Грищенко долго смотрел вслед Машбицу, потом взял с собой курсанта и поднял со склада полупустой баллон с газовой смесью. Эксплутационный срок, значившийся на бирке (применить до 10 сентября 1997 года), давно прошел. Максимум через час вышедшее из строя оборудование будет налажено, смесь для следующей группы – сержанта Климова – готова.
Через полчаса семь дыхательных аппаратов были заправлены и отнесены на мостки, где, облаченная в гидрокостюмы, стояла шестерка сержанта Самохвалова. Леонид Машбиц, отправляющийся вместе с группой под воду, отдавал последние инструкции. Он говорил о дополнительном риске, который существует «в переходной зоне, когда происходит частое переключение режимов работы и смена составов дыхательной смеси». Это, конечно, не воздушно-балонные аппараты, в которых используется воздух под давлением в 150–200 атмосфер и с которыми курсанты не раз погружались. В комбинированных аппаратах используется смесь азота и кислорода в иной, чем в земной атмосфере, пропорции, что позволяет избежать «глубинного опьянения» вследствие избытка азота.
Наставления мичмана были нервными.
– Не запьянейте там! – сверкал он глазами на курсантов, уже надевших на спину дыхательные аппараты. – И не курить, ясно? – Он подмигнул.
– Так точь!..
О мостки терлись бортами две каркасные лодки «НЛ-8», состоящие на вооружении боевых пловцов России. Одна возьмет на борт группу курсантов, другая будет сопровождать ее в качестве спасательного, или подстраховочного, судна. Идти от базы недалеко – порядка трех кабельтовых (чуть больше полкилометра), доплюнуть можно. В том месте на дне покоился затонувший в 50-х рыбацкий сейнер. Хороший объект для изучения, маневрирования в помещениях, затопленных водой, эвакуации «раненого» боевого пловца группой, ведения подводного ножевого боя и прочего.
Инструктор Машбиц обучал курсантов по неписаному правилу: «Если ты не прыгал с парашютом, то у тебя есть полчаса на подготовку». По такому принципу учат детей плавать: бросают в воду, а там выбирайся как хочешь. Такая тактика почти никогда не давала сбоев. Однако погружение с аквалангом – далеко не игрушки: прежде чем надеть на себя дыхательный аппарат и погрузиться с ним под воду, курсанты проводят в классах немало времени; главное – теория.
Лодки вышли в район учений. Вода мутноватая, но это хорошо: «Чем хуже погода, чем темнее под водой и на поверхности, тем больше у боевых пловцов шансов успешно выполнить задание».
Снаряжение «облегченное»: подводные часы, наручные пневматические глубиномеры, компасы, подводные фонарики, приборы звукоподводной связи (станции «МГВ-6В», вмонтированные в корпус дыхательных аппаратов). Из вооружения – универсальный водолазный нож типа «атак».
Лодки покачивало, ветерок забрасывал брызги через борт, настроение у мичмана стало выравниваться, как давление в дыхательных аппаратах, глаза подобрели.
– Ну что, подводный десант, нырнем? Кто там у нас хотел нырнуть поглубже, Гусейнов, что ли? Работаем, работаем, ребята!
Когда мичман взял в свою с неправильным прикусом «пасть» загубник, он и вовсе стал похож на подопытного бульдога: изо рта тянулись за спину гофрированные шланги, клапан маски виделся продолжением носа…
Бойцы уходили под воду парами. «Директор водных аттракционов» погрузился последним. Как Терминатор: секунду-другую над водой виднелась его рука с поднятым большим пальцем…

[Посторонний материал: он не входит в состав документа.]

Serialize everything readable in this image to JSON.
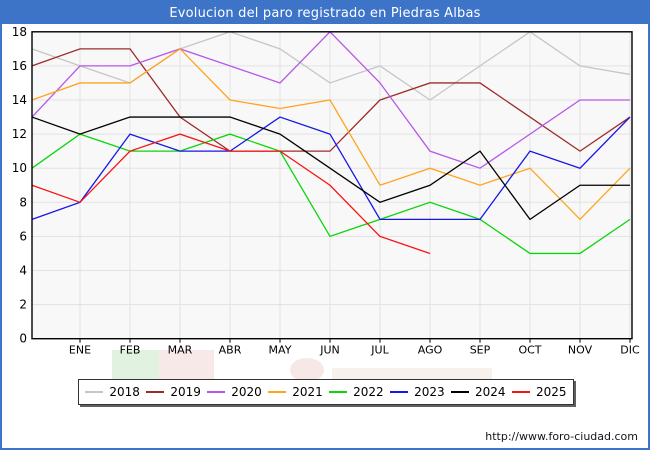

Капитан Колчин проводил в аудитории занятия. За столами «Аннушки» расположились три группы, включая климовскую. Неожиданно дверь распахнулась, и на пороге вырос Сергей Юрмин, инструктор по огневой подготовке. Он махнул рукой, что поджидает психолога в коридоре. Когда Олег вышел, Юрмин, белый как полотно, еле выговорил:
– Пошли, Олег. Паникян вызывает.
– У меня занятия…
– А у нас ЧП! – перебил его инструктор. И набрал в грудь побольше воздуха. – Группа Самохвалова погибла.
– Как погибла? – остолбенел Колчин.
– Вот так, – мелко дрожали губы Юрмина. – Вместе с Машбицом. Семь человек. Задохнулись, видимо. Чуешь, куда дело идет?
Колчин машинально кивнул: да.
Дело шло в далекое прошлое.
Две «Скорые», наддавая сиренами, выехали за пределы военно-морской базы. До городской больницы было пять минут ходу. Водители, нарушая инструкции, ехали на предельной скорости, подгоняемые врачами: «Скорее, скорее!» Спецназовцы вповалку лежали в неотложках: трое в одной машине, четверо в другой. Обескровленные лица, заостренные носы, закрытые глаза… Лежали абсолютно голые: гидрокостюмы с них сняли сразу же после того, как вытащили из воды. Военврач центра Елена Егорова держала Машбица за руку.
– Ну? – спросил ее врач «Скорой».
Она покачала головой:
– Пульса нет…
Офицеры и курсанты провожали неотложки, выйдя за ворота подразделения. Рядом с Олегом Колчиным стояла его жена. Она плакала и бросала отрывистые фразы:
– Меня даже не подпустили к ним. Почему, Олег? Мне не доверяют? Я же медсестра. Из-за того, что я недавно здесь работаю?
– Успокойся, Ира, все будет хорошо.
– Нет, хорошо уже никогда не будет.
Тяжело на душе, больно. Но отчего-то вдруг перед глазами снова возник образ сержанта Романа Трегубова. Когда он сломал руку, первую помощь ему оказывали в санчасти, а потом отправили в городскую больницу; направлять его в Астрахань – в военно-морской госпиталь – необходимости не было. Ирина Колчина, едва взглянув на травмированного курсанта, ощутила в груди тревогу. Несомненно, она где-то видела Романа. Но где? И как отыскать в памяти среди сотен и сотен военнослужащих, которым Ирина оказывала медицинскую помощь, находясь в Дагестане и Чечне, одного человека? Но главное – почему Роман вызвал в ее душе тревогу?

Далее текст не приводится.